Objective assessment of corneal transparency in the clinical setting with standard SD-OCT devices

PURPOSE: To develop an automated algorithm allowing extraction of quantitative corneal transparency parameters from clinical spectral-domain OCT images. To establish a representative dataset of normative transparency values from healthy corneas. METHODS: SD-OCT images of 83 normal corneas (ages 22-50 years) from a standard clinical device (RTVue-XR Avanti, Optovue Inc.) were processed. A pre-processing procedure is applied first, including a derivative approach and a PCA-based correction mask, to eliminate common central artifacts (i.e., apex-centered column saturation artifact and posterior stromal artifact) and enable standardized analysis. The mean intensity stromal-depth profile is then extracted over a 6-mm-wide corneal area and analyzed according to our previously developed method deriving quantitative transparency parameters related to the physics of light propagation in tissues, notably tissular heterogeneity (Birge ratio; $B_r$), followed by the photon mean-free path ($l_s$) in homogeneous tissues (i.e., $B_r \sim 1$).

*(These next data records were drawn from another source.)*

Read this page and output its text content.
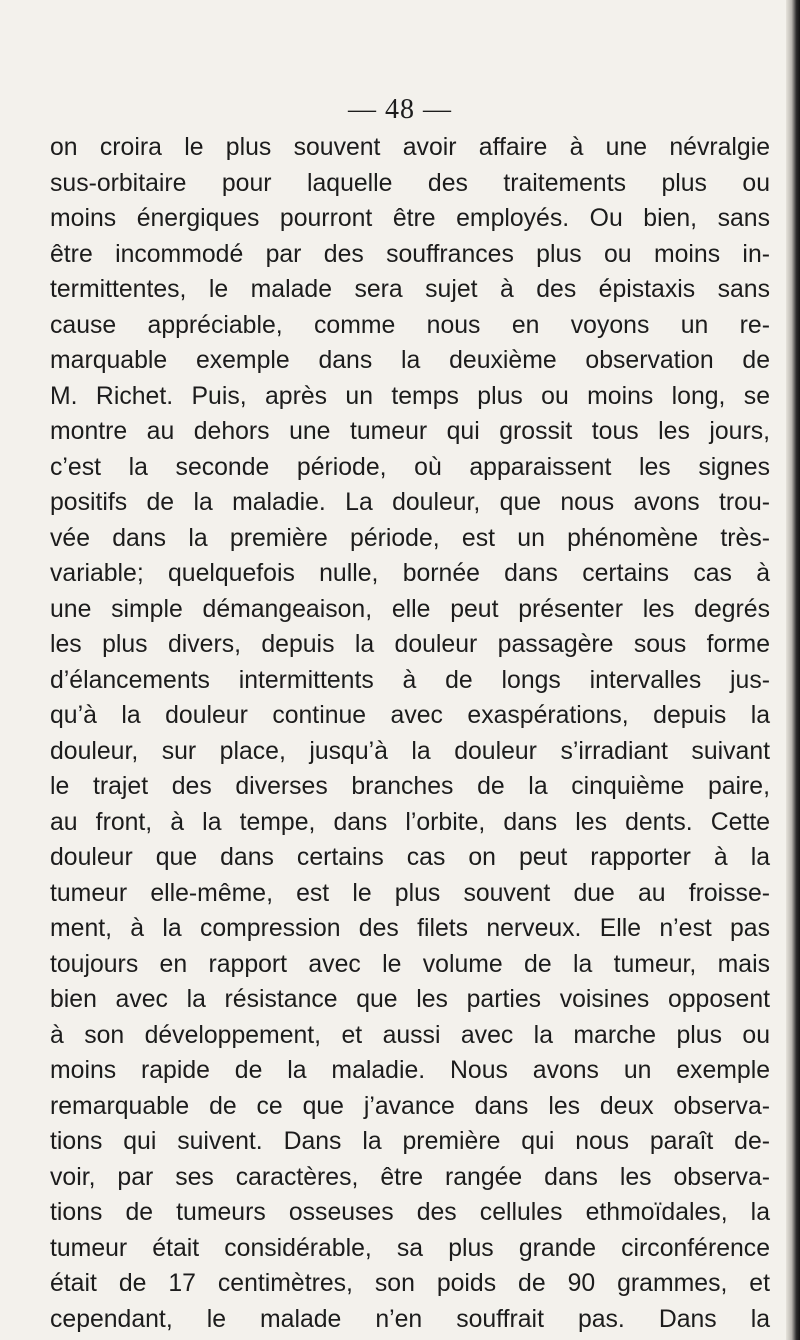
— 48 —
on croira le plus souvent avoir affaire à une névralgie
sus-orbitaire pour laquelle des traitements plus ou
moins énergiques pourront être employés. Ou bien, sans
être incommodé par des souffrances plus ou moins in-
termittentes, le malade sera sujet à des épistaxis sans
cause appréciable, comme nous en voyons un re-
marquable exemple dans la deuxième observation de
M. Richet. Puis, après un temps plus ou moins long, se
montre au dehors une tumeur qui grossit tous les jours,
c’est la seconde période, où apparaissent les signes
positifs de la maladie. La douleur, que nous avons trou-
vée dans la première période, est un phénomène très-
variable; quelquefois nulle, bornée dans certains cas à
une simple démangeaison, elle peut présenter les degrés
les plus divers, depuis la douleur passagère sous forme
d’élancements intermittents à de longs intervalles jus-
qu’à la douleur continue avec exaspérations, depuis la
douleur, sur place, jusqu’à la douleur s’irradiant suivant
le trajet des diverses branches de la cinquième paire,
au front, à la tempe, dans l’orbite, dans les dents. Cette
douleur que dans certains cas on peut rapporter à la
tumeur elle-même, est le plus souvent due au froisse-
ment, à la compression des filets nerveux. Elle n’est pas
toujours en rapport avec le volume de la tumeur, mais
bien avec la résistance que les parties voisines opposent
à son développement, et aussi avec la marche plus ou
moins rapide de la maladie. Nous avons un exemple
remarquable de ce que j’avance dans les deux observa-
tions qui suivent. Dans la première qui nous paraît de-
voir, par ses caractères, être rangée dans les observa-
tions de tumeurs osseuses des cellules ethmoïdales, la
tumeur était considérable, sa plus grande circonférence
était de 17 centimètres, son poids de 90 grammes, et
cependant, le malade n’en souffrait pas. Dans la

RESULTS: After confirming stromal homogeneity ($B_r < 10$, IDR: 1.9-5.1), we measured a median $l_s$ of 570 $\mu$m (IDR: 270-2400 $\mu$m). Considering corneal thicknesses, this may be translated into a median fraction of transmitted (coherent) light $T_{coh(stroma)}$ of 51$\%$ (IDR: 22-83$\%$). No statistically significant correlation between transparency and age or thickness was found. CONCLUSIONS: Our algorithm provides robust and quantitative measurement of corneal transparency from standard clinical SD-OCT images. It yields lower transparency values than previously reported, which may be attributed to our method being exclusively sensitive to spatially coherent light. Excluding images with central artifacts wider than 300 $\mu$m also raises our median $T_{coh(stroma)}$ to 70$\%$ (IDR: 34-87$\%$).